What today’s headlines mean for CVNA going into the new week
Putting all of this together, here’s how today’s November 23 news shapes the Carvana narrative:
Positives for the bull camp
- Fresh coverage from Deutsche Bank with a Buy and a $395 target reinforces the idea that top‑tier banks see more upside ahead, even after a big run. [37]
- Multiple institutions (Cetera, Ensign Peak and others) are adding to positions, suggesting that at least some sophisticated investors are comfortable with Carvana’s risk/reward around $300+. [38]
- The underlying fundamentals from Q3 2025 remain strong: 40%+ unit growth, 50%+ revenue growth, solid profitability and a clear long‑term growth plan. [39]
Red flags for the bear camp
- Handelsbanken’s 5% trim shows that not every institution is adding; some are apparently taking profits after the rally. [40]
- Heavy insider selling — more than 386,000 shares worth around $141 million in 90 days — can be interpreted as management de‑risking while the stock is strong. [41]
- Despite revenue strength, Carvana missed EPS expectations in Q3, and some analysts worry that Q4 guidance hints at slower unit growth and slightly softer EBITDA vs. consensus. [42]
For traders, today’s mix of bullish analyst coverage, institutional flows and lingering risk headlines simply reinforces CVNA’s status as a high‑beta, news‑driven stock.

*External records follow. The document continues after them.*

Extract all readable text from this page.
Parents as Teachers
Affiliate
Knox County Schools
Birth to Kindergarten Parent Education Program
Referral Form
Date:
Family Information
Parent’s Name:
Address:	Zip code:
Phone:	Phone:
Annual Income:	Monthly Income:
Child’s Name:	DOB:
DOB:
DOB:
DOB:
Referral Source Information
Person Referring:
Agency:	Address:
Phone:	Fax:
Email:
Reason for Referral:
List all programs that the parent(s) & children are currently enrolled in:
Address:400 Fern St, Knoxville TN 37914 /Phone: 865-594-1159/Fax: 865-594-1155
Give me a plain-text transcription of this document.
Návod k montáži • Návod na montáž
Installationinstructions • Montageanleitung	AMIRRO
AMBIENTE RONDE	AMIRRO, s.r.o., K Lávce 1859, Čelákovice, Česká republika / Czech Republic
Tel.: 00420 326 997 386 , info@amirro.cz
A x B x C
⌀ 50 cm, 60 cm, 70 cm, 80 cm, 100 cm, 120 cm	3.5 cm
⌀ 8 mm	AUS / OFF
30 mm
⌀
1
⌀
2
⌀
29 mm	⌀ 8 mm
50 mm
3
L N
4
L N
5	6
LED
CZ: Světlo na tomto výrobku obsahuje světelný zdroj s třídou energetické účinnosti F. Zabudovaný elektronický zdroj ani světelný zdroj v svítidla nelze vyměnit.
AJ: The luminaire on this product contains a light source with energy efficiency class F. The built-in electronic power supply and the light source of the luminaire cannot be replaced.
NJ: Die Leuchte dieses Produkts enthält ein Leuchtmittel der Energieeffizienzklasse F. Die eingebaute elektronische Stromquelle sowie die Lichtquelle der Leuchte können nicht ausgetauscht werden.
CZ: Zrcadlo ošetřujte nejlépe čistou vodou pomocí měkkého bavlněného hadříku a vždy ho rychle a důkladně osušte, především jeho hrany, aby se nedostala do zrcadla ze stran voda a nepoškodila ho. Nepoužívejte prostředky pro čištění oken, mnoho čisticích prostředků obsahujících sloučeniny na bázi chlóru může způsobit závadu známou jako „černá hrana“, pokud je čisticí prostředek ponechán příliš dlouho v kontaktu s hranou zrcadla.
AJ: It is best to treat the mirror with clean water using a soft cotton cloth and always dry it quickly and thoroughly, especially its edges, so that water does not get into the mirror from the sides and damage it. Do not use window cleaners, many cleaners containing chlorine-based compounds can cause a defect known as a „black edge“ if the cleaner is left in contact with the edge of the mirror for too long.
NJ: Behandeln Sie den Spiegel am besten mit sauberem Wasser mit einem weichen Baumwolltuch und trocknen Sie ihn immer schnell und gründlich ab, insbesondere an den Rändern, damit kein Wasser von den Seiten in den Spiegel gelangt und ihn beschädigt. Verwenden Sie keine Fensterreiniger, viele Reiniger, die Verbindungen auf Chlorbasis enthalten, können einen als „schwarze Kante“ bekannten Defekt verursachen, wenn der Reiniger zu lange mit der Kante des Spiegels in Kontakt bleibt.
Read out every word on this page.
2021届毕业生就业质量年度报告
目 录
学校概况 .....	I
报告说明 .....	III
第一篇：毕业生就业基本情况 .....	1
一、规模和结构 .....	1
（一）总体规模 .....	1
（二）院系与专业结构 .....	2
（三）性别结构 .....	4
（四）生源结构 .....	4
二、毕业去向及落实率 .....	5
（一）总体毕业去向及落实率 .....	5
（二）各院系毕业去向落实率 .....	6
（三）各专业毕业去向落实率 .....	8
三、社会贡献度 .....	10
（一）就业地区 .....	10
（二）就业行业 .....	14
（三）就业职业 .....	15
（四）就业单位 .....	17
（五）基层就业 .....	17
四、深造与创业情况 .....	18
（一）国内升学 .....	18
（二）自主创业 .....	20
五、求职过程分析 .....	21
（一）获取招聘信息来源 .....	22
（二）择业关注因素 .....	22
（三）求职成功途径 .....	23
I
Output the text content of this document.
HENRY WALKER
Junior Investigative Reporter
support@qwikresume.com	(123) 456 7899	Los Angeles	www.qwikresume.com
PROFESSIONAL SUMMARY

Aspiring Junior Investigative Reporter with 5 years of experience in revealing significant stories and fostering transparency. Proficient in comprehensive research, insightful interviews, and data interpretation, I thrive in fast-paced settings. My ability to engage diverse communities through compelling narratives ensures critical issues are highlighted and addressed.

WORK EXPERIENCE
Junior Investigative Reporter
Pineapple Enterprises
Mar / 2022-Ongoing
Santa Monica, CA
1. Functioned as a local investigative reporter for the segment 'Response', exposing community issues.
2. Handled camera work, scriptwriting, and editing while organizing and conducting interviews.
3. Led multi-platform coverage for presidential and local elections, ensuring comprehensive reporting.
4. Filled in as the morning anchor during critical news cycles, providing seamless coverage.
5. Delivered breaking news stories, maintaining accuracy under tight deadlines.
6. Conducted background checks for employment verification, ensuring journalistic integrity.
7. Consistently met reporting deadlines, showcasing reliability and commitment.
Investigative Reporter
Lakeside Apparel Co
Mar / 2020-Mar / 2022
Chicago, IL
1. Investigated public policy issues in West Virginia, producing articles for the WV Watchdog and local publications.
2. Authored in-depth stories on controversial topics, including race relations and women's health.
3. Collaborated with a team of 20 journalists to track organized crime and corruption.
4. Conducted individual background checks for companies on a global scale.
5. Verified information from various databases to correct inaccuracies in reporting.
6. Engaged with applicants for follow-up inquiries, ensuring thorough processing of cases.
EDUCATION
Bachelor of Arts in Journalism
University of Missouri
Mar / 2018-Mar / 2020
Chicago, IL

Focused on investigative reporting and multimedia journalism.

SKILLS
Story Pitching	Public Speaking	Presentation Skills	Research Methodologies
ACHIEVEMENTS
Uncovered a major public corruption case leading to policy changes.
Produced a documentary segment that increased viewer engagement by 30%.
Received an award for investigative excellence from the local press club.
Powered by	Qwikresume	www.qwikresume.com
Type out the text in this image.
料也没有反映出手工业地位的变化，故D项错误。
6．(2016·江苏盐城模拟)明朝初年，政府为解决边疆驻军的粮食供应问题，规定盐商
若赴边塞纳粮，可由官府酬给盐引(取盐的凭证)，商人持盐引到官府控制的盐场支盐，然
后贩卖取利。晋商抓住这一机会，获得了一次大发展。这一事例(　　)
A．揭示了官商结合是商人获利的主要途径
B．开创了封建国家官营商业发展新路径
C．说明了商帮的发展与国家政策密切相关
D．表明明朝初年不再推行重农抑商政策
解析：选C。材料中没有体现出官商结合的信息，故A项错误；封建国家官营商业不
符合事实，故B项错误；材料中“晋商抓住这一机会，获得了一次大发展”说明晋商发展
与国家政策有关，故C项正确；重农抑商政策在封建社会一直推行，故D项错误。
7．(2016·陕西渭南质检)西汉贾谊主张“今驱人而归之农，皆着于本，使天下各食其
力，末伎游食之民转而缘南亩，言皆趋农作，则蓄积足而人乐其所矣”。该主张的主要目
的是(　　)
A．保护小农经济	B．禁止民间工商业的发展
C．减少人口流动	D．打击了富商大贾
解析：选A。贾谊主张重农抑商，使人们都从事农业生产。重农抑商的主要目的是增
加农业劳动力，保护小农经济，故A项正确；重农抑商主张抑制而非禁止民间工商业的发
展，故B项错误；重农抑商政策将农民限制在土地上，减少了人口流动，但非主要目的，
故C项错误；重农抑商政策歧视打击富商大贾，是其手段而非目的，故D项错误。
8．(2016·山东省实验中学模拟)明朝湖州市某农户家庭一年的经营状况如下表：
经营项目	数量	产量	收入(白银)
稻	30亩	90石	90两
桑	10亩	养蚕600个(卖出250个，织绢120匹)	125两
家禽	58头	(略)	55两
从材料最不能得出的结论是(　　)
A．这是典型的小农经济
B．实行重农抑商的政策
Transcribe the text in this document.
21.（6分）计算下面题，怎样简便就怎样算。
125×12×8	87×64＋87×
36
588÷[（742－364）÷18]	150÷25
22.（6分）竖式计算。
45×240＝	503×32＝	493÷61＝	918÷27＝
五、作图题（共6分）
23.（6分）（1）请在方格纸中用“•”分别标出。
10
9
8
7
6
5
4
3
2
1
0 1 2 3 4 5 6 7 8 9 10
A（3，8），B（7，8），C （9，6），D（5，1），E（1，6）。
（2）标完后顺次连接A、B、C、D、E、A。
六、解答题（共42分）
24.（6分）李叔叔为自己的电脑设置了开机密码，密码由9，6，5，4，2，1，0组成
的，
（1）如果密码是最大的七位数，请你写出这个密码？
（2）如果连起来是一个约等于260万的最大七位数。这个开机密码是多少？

For long‑term investors, it sharpens a central question:
Does Carvana’s scale, technology and profitability justify its rich valuation and lending risk — or is this another momentum story at the mercy of credit cycles?
Bottom line: how to think about Carvana stock on November 23, 2025
As of November 23, 2025, the Carvana story looks like this:
- Fundamentals: Q3 2025 was exceptionally strong, with record units, revenue and profitability.
- Wall Street: The consensus is bullish, with a Moderate Buy rating and an average target around $413; Deutsche Bank’s new Buy initiation today adds another positive voice. [43]
- Ownership: Institutions own more than half of the float, and today’s 13F headlines show some are adding (Cetera, Ensign Peak) while others trim (Handelsbanken); insiders, meanwhile, have been net sellers. [44]
- Risks: Concerns around auto‑lending quality, leverage, regulatory scrutiny and macro sensitivity remain very real, especially after a huge share‑price recovery. [45]
For now, CVNA remains one of the market’s purest high‑growth, high‑volatility consumer‑discretionary plays: a stock where sentiment can shift quickly on the back of analyst notes, macro data, or any new information about credit and unit growth.
Important: This article is for information and education only and does not constitute investment advice or a recommendation to buy or sell any security. Always do your own research and consider speaking with a licensed financial advisor before making investment decisions.